Sometimes, pitchers are just have off nights or innings or sequences; at first glance, that looked to be the case with Kershaw in the first inning last night. The perennial Cy Young winner loaded the bases with no outs, though he eventually escaped the opening frame having allowed only one run. But Kershaw’s shaky start apparently wasn’t just a case of randomness — it was because of Tyler Anderson.
From ESPN’s Doug Padilla:
Before his bumpy opening to the game, as the game was set to start, Kershaw had to wait as Colorado Rockies starter Tyler Anderson made his way to the dugout from the bullpen in right field after completing his pregame warm-ups.
The Dodgers' three-time Cy Young Award winner was none too pleased.
"That was ... I mean, that was one of the more disrespectful things I have been a part of in a game," Kershaw said after he rebounded from his slow start to strike out 10 Rockies and lead the Dodgers to a 4-2 victory.
"I really didn't appreciate that," Kershaw added. "The game starts at 7:10 and has started at 7:10 here for a long time. Just go around, or finish earlier.
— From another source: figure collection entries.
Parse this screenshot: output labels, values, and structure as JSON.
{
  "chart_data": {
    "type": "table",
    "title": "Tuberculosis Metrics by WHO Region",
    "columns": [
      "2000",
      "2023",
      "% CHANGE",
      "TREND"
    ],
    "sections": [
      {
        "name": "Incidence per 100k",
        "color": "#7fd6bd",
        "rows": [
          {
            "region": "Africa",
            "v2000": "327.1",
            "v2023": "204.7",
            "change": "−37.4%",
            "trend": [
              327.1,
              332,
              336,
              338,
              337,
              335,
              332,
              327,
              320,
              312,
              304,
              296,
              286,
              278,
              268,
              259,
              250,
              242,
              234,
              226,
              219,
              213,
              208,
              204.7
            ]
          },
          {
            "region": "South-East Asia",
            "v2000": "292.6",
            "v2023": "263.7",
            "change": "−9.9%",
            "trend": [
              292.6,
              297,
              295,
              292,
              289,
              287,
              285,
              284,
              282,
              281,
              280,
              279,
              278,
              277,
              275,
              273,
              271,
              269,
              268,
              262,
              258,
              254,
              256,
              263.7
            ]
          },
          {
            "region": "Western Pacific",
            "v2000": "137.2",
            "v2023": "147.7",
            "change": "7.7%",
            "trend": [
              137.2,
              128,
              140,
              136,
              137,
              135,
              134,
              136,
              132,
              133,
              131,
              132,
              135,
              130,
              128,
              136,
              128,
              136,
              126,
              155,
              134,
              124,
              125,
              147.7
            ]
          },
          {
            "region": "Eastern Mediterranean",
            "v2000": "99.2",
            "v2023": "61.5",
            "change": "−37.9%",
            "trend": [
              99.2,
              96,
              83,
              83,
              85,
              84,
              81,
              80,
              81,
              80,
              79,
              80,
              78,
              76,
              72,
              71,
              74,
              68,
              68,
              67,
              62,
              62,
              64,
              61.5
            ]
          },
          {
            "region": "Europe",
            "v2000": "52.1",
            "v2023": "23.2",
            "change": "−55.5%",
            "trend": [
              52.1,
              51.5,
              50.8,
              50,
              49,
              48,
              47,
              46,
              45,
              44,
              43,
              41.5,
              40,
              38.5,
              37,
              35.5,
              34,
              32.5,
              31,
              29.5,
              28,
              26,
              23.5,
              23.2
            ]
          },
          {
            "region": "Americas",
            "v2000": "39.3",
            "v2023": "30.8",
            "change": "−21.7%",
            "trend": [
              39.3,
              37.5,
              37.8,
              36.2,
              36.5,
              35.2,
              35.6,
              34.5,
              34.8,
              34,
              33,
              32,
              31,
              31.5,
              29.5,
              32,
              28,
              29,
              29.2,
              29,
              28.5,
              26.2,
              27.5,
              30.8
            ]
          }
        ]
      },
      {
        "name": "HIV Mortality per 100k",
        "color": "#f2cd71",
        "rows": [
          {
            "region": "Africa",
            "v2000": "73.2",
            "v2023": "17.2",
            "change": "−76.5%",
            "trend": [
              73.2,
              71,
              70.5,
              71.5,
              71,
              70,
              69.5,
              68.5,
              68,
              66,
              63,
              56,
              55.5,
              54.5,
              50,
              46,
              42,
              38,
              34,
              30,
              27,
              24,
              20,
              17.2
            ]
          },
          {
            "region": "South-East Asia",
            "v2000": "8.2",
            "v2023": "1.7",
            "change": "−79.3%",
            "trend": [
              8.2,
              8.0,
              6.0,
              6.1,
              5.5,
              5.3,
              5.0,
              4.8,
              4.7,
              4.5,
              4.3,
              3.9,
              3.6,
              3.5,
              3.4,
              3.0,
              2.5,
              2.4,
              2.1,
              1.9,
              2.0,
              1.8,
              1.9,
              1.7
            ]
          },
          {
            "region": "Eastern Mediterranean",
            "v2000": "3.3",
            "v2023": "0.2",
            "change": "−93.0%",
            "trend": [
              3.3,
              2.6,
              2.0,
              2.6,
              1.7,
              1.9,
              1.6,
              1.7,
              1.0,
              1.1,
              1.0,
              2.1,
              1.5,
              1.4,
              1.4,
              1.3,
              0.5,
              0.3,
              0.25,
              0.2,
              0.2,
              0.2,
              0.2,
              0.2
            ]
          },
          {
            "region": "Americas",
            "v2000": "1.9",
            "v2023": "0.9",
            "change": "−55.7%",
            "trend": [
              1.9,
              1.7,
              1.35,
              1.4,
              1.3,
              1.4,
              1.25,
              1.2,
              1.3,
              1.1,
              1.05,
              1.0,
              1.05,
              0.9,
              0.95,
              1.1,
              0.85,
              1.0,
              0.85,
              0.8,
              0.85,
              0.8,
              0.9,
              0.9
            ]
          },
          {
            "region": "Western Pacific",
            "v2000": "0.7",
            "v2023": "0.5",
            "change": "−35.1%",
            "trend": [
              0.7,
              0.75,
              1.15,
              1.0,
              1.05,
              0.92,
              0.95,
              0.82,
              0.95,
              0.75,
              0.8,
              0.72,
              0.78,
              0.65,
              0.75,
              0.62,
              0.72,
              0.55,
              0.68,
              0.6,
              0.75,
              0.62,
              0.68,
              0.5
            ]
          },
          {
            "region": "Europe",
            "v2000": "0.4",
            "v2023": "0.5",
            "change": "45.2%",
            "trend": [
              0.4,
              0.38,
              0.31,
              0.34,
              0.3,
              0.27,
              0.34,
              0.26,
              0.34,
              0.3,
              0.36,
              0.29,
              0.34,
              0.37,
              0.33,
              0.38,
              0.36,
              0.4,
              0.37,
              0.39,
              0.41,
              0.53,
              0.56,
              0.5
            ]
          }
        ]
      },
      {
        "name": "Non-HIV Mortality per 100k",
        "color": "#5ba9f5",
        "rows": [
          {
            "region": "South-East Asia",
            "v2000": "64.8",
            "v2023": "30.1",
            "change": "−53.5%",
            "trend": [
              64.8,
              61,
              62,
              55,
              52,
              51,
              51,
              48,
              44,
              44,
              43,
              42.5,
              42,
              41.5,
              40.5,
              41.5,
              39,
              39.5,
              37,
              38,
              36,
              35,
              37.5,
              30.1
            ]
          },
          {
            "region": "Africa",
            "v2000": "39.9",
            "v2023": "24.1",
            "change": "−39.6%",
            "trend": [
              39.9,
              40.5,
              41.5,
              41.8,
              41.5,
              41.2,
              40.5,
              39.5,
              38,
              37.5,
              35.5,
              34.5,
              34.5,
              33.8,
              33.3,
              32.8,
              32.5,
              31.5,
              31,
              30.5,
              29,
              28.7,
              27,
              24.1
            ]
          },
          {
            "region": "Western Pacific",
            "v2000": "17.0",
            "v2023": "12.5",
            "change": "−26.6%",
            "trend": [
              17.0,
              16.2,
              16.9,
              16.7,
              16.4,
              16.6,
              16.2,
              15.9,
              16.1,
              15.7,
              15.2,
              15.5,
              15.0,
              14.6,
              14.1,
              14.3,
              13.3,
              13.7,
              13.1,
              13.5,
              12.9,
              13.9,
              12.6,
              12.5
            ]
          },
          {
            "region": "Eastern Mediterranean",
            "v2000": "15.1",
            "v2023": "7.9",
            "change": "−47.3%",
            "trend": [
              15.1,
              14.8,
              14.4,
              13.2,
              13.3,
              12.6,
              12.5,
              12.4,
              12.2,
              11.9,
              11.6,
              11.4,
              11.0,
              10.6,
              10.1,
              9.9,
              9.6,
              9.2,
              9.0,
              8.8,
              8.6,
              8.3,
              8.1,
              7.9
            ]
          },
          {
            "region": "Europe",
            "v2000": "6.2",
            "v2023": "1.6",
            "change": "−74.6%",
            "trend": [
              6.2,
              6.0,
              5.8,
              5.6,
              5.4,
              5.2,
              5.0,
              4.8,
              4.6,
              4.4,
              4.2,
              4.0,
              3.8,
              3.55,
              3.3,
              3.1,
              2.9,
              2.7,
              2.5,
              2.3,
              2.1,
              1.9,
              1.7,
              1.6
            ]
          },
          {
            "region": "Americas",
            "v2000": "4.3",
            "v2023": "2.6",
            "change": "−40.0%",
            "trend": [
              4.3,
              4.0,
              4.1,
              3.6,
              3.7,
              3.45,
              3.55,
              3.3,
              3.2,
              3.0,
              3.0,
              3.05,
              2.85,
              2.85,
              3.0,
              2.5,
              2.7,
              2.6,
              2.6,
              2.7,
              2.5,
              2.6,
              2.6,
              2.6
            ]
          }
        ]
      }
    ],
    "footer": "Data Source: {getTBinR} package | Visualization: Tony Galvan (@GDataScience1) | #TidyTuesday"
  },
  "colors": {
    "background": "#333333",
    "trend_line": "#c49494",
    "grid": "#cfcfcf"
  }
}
But yeah, that wasn't appreciated, for sure."
Add that to the list of stupid unwritten rules — as well as to the list of excuses opposing teams make up when the Rockies experience any modicum of success against them. We’ve got humidor foul play. We’ve got doctoring the baseball with a drink. We’ve got stealing signs. We’ve got Coors damn Field as a whole.
And now, we have the “disrespectful” action of taking a little bit longer to complete pregame warmups.
Truth be told, I’m glad Anderson did this, regardless of his intentions. I’m not one to care much about violations of baseball’s unwritten rules, but we’re talking about a Dodgers team that employs Yasiel Puig, who—despite not even barreling up the pitch—celebrated a deep flyout like it was a home run in the ninth inning just two nights ago. A team that partied in the pool at Chase Field after clinching the division a couple of years ago. A team that includes Chase Utley, whose questionable slide injured New York Mets infielder Ruben Tejada two postseasons ago.
If Anderson’s late stroll signals the Rockies fighting back, or even exuding a little confidence and swagger, great. It’s all good. We’re talking about a pitcher in Kershaw who has a sub-1.00 ERA and other ridiculous numbers over his last dozen or so home starts. Anything helps.
Granted, it would’ve looked a lot better had Anderson and the Rockies gone in and defeated the league’s top pitcher. But now Kershaw has something else to think about besides simply mowing down Colorado hitters as he’s accustomed to doing, particularly at Dodger Stadium.
But maybe this is the start of a few things.
Perhaps the Rockies are done taking crap from anyone and everyone. And, more specifically, the dozen or so games left between Colorado and the Dodgers are going to take on a new meaning, and hold a new level of excitement.
So, hats off to you, Tyler Anderson. As for Kershaw?
It’s April 20. Maybe the guy should take note and chill out.